I have a table of products, and a separate table which lists various translations for those products. The basic setup looks something like this:
dbo.Products
ProductID | Description
1 | An amazing product
2 | An even more amazing product
3 | Don't buy this one
dbo.ProductTranslations
ProductID | Language | Description
1 | EN-US | null
1 | FR-CA | Un produit étonnant
2 | EN-US | null
2 | FR-CA | Un produit encore plus étonnant
3 | EN-US | null
3 | FR-CA | Ne pas acheter celui-ci
What I'd like to do is basically flatten that out so all the products and translations are in one table and condensed into a single row for each product like this:
dbo.FlattenedProducts
ProductID | EN-US_Description | FR-CA_Description
1 | An amazing product | Un produit étonnant
2 | An even more amazing product | Un produit encore plus étonnant
3 | Don't buy this one | Ne pas acheter celui-ci
I've dug through examples like this one about pivoting and this one where the best suggestion (performance-wise) seems to be using a slew of case statements, but I'm struggling to apply them to my situation. Using case statements like in that second link lets me make the translations linear, but it doesn't reduce the total number of items. I'm working with 40 million rows (and ultimately a dozen or so joins) so speed is critical and using a select distinct from all this data just kills performance, I need to have the data already sanitized right out of the select statement.

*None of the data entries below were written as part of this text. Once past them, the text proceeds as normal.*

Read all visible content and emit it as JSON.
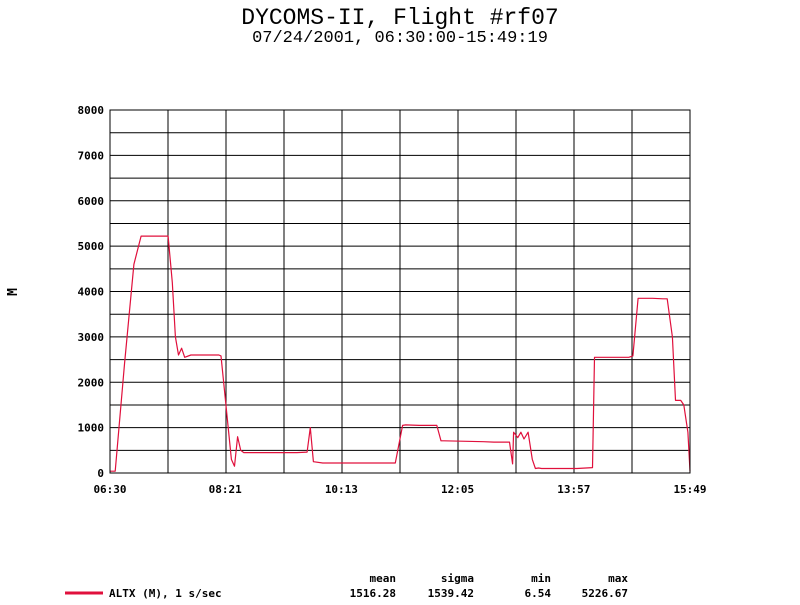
{
  "title": "DYCOMS-II, Flight #rf07",
  "subtitle": "07/24/2001, 06:30:00-15:49:19",
  "chart_data": {
    "type": "line",
    "ylabel": "M",
    "ylim": [
      0,
      8000
    ],
    "yticks": [
      0,
      1000,
      2000,
      3000,
      4000,
      5000,
      6000,
      7000,
      8000
    ],
    "xlim": [
      "06:30",
      "15:49"
    ],
    "xticks": [
      "06:30",
      "08:21",
      "10:13",
      "12:05",
      "13:57",
      "15:49"
    ],
    "grid": true,
    "series": [
      {
        "name": "ALTX (M), 1 s/sec",
        "color": "#e0103c",
        "x": [
          "06:30",
          "06:35",
          "06:44",
          "06:53",
          "07:00",
          "07:22",
          "07:26",
          "07:30",
          "07:33",
          "07:36",
          "07:39",
          "07:42",
          "07:48",
          "08:15",
          "08:17",
          "08:27",
          "08:30",
          "08:33",
          "08:36",
          "08:39",
          "08:45",
          "09:30",
          "09:40",
          "09:43",
          "09:46",
          "09:55",
          "10:40",
          "11:05",
          "11:12",
          "11:15",
          "11:28",
          "11:45",
          "11:49",
          "11:52",
          "12:30",
          "12:40",
          "12:55",
          "12:58",
          "12:59",
          "13:03",
          "13:06",
          "13:09",
          "13:13",
          "13:17",
          "13:20",
          "13:23",
          "13:26",
          "13:30",
          "14:00",
          "14:15",
          "14:17",
          "14:21",
          "14:50",
          "14:54",
          "14:59",
          "15:13",
          "15:23",
          "15:27",
          "15:32",
          "15:35",
          "15:40",
          "15:43",
          "15:47",
          "15:49"
        ],
        "values": [
          40,
          40,
          2400,
          4600,
          5220,
          5220,
          5220,
          4200,
          3000,
          2600,
          2750,
          2550,
          2600,
          2600,
          2580,
          300,
          150,
          800,
          500,
          450,
          450,
          450,
          460,
          1000,
          250,
          220,
          220,
          220,
          1050,
          1060,
          1050,
          1050,
          710,
          710,
          690,
          680,
          680,
          200,
          900,
          780,
          900,
          750,
          900,
          300,
          100,
          110,
          100,
          100,
          100,
          120,
          2550,
          2550,
          2550,
          2580,
          3850,
          3850,
          3840,
          3840,
          3000,
          1600,
          1600,
          1500,
          900,
          40
        ]
      }
    ],
    "stats": {
      "headers": [
        "mean",
        "sigma",
        "min",
        "max"
      ],
      "values": [
        "1516.28",
        "1539.42",
        "6.54",
        "5226.67"
      ]
    }
  }
}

Is there some trick to this I'm missing?
Edit: I should note that sometimes there are real values in the translated description when it's 'EN-US' (don't ask why, I didn't design this), and those need to override the original description so I can't just SELECT WHERE Language != 'EN-US'
or similar. Also there are more languages than just English and French, I've just simplified it for demonstration purposes.